The tears in Creo's eyes were drying up when he could feel the goo relent. He took a relaxed breath, but it hitched as the assault on his dick and balls came back in full force. Ramming and squeezing him farther and harder. Armelia snuck in a chuckle in response. She wasn't immune to the appeal of this situation.
With each wave of pain, the goo propagated further down his body. Coating his legs in changing goo. Creo couldn't fight his body from jolting with each pang of pain. Power was building in the otter's lower body as the muscles in his legs were addressed. The muscles bulked and the strain on the lower clamps was audible.

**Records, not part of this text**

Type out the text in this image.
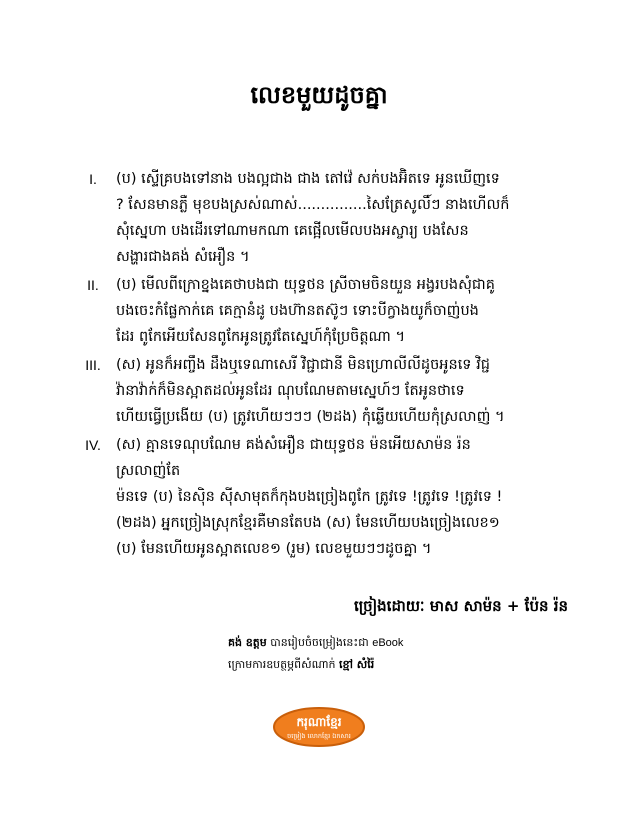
លេខមួយដូចគ្នា
I.	(ប) ស្ទើគ្របងទៅនាង បងល្អជាង ជាង តៅវ៉េ សក់បងអ៊ិតទេ អូនឃើញទេ
? សែនមានភ្លឺ មុខបងស្រស់ណាស់...............សៃត្រែសូលិ៍ៗ នាងហើលក៏
សុំស្នេហា បងដើរទៅណាមកណា គេផ្អើលមើលបងអស្ចារ្យ បងសែន
សង្ហារជាងគង់ សំអឿន ។
II.	(ប) មើលពីក្រោខ្នងគេថាបងជា យុទ្ធថន ស្រីចាមចិនយួន អង្វរបងសុំជាគូ
បងចេះកំផ្លែកាក់គេ គេក្មានំដូ បងហ៊ានតស៊ូៗ ទោះបីក្វាងយូក៏ចាញ់បង
ដែរ ពូកែអើយសែនពូកែអូនត្រូវតែស្នេហ៍កុំប្រែចិត្តណា ។
III.	(ស) អូនក៏អញ្ចឹង ដឹងឬទេណាសេរី វិជ្ជាជានី មិនហ្រោលីលីដូចអូនទេ វិជ្ជ
វ៉ានាវ៉ាក់ក៏មិនស្អាតដល់អូនដែរ ណុបណែមតាមស្នេហ៍ៗ តែអូនថាទេ
ហើយធ្វើប្រងើយ (ប) ត្រូវហើយៗៗៗ (២ដង) កុំឆ្លើយហើយកុំស្រលាញ់ ។
IV.	(ស) គ្មានទេណុបណែម គង់សំអឿន ជាយុទ្ធថន ម៉នអើយសាម៉ន រ៉ន
ស្រលាញ់តែ
ម៉នទេ (ប) នៃស៊ិន ស៊ីសាមុតក៏កុងបងច្រៀងពូកែ ត្រូវទេ !ត្រូវទេ !ត្រូវទេ !
(២ដង) អ្នកច្រៀងស្រុកខ្មែរគឺមានតែបង (ស) មែនហើយបងច្រៀងលេខ១
(ប) មែនហើយអូនស្អាតលេខ១ (រួម) លេខមួយៗៗដូចគ្នា ។
ច្រៀងដោយៈ មាស សាម៉ន + ប៉ែន រ៉ន
គង់ ឧត្តម បានរៀបចំចម្រៀងនេះជា eBook
ក្រោមការឧបត្ថម្ភពីសំណាក់ ខ្មៅ សំរ៉ៃ
ករុណាខ្មែរ
ចម្រៀង លោកខ្មែរ ឯកសារ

"Everything still nominal? I'm hearing quite some creaking from those clamps now."
"Computer says they're holding. Just focus on your job. I'll tell you when something's off."
The arousal was too distracting. Creo's abused genitals screamed for release, anything to take the pressure away. But his arms and legs were still bound. As if in answer, the good crept up, bulking his shoulders, burying his head in more and more muscles as they rose to claim more of his sight. The goo flowed down his arms like a river of strength.
Now he could see what had happened to his legs. His arms rose with power, tripling in size, all thanks to the transformative goo. They pulsed and bulged with each pang of pain from his blanked crotch. The abuse below distracting him still.
The bindings creaked as the otter's strength built and built. But he wasn't expecting the next step. Behind his shoulder blades, the goo piled up and hardened. More and more piled on as the substance hardened into a shell, pushing Creo's chest out from under him, bulging his well-defined pecs and abs. He would've looked incredibly silly. From the neck down he was now a Chesnaught, but instead of a bearded, helmeted face, his innocent little otter head was drowned out by the juggernaut body.
Creo got used to the rhythm of the attack on his nethers, breathing deep while he had the chance to keep his sanity. With more cognitive space available, it was his time to strike. The bindings were already protesting with his increased bulk, and with ease, he got his arms free. Sirens blared as his lower bindings failed too. In response, the hose jammed itself onto Creo's face, creating a seal, pumping goo straight into him.
"What are you doing to- Gurk!"
"I can't let you have second thoughts now." Henk beeps a button on his remote. Latex streamed into the Chesnaught's mouth, changing his insides to match the outside. As if it wasn't possible anymore, he could feel even more power building inside of him, occupying him long enough for the nefarious team member to elaborate uninterrupted.
"We're going to sell you to the highest bidder. You may look a bit… different from normal mons, but kids these days are so occupied with getting a pokemon that they don't question it."
Done with its job, the hose rose up, revealing a massive Chesnaught's head, matching the rest of his mountain of a body.
"CHES!" the gargantuan mon rumbled, taken aback by his new voice.
"Yeah, you won't be much for conversation. Can't have you blabbing on us now. And with that…"
As a last act of defiance, Creo rushed up to the foolish human who gave him all this power. His arm swung back and when he got closer to the smug person's face, his arm swung down.
But before he could connect, he lost all will to do so. He couldn't attack his master. His creator. The one who would know what would be best for him. Before he knew it, a red light took him , and all he could see was darkness.
Without as much of a wobble, the pokeball laid on the floor. The one who threw it was rightfully angry at Henk.
"You just couldn't help yourself! You almost landed yourself in the hospital!"
"Come on, even you should see the fun in seeing a person break. We're both fiiiine!"
"... But I'm not cackling like a kid in a candy store. Show some professionalism."
"I'll make it up to you. I know a good place, and you're allowed to order anything, my treat." "Lobster."